Esibendosi a “Maurizio Costanzo Show”, Nicola Gratteri, Procuratore Aggiunto di Reggio Calabria, ha fatto l’apologia dei suoi libri, in particolare di “Padrini”, spiegando che è molto letto nelle carceri.
Pare che molti imputati in processi di mafia, a domanda dei P.M. su dove avessero appreso della scala gerarchica delle mafie, hanno risposto di averlo appreso dai testi del Procuratore (cioè di lui).
Poiché a “parlare” e “rivelare” le scale gerarchiche non sono certo i mafiosi omertosi, ma i c.d. “pentiti”, questo significa che i pentiti “rivelano” quello che “apprendono” dai magistrati “antimafia”. Magari dai loro libri.

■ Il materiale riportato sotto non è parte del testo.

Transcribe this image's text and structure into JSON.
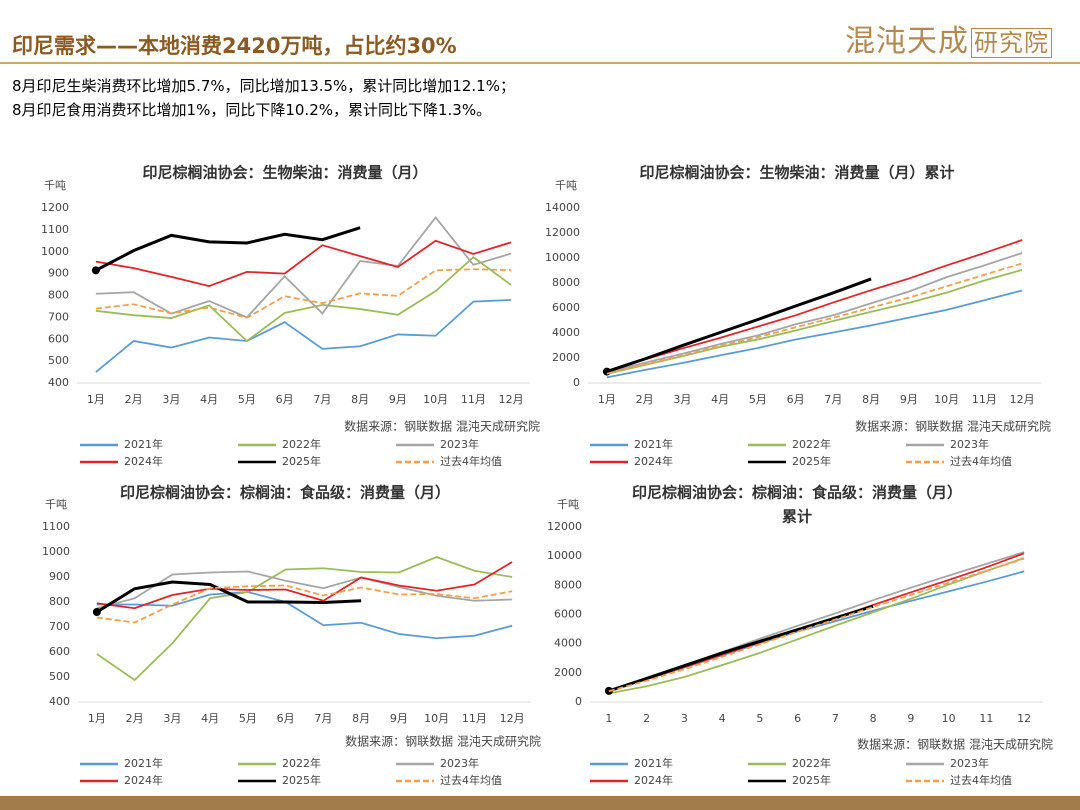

E’ cosa che abbiamo sostenuto da anni: frutto di un “circolo vizioso” del tipo già rilevabile dei trattati sulla conduzione dei processi alle streghe (Mallea maleficarum). Involontariamente Gratteri ci dà ragione.
Gli sfugge evidentemente il significato grottesco di quello che scrive.
Così nascono le farneticazioni nelle “massomafie”, le gerarchie politico-mafiose. E molte altre “verità”, risultanti “dai verbali”.
I mafiosi, i pentiti, le apprendono dai magistrati, i magistrati, esperti del ramo, le apprendono dai pentiti.
E, poi, magari, tutti ne informano Renzi, ed il povero Orlando…
Se farò una seconda edizione di “Nelle mani dei pentiti” dovrò ricordarmi di questa gustosa informazione.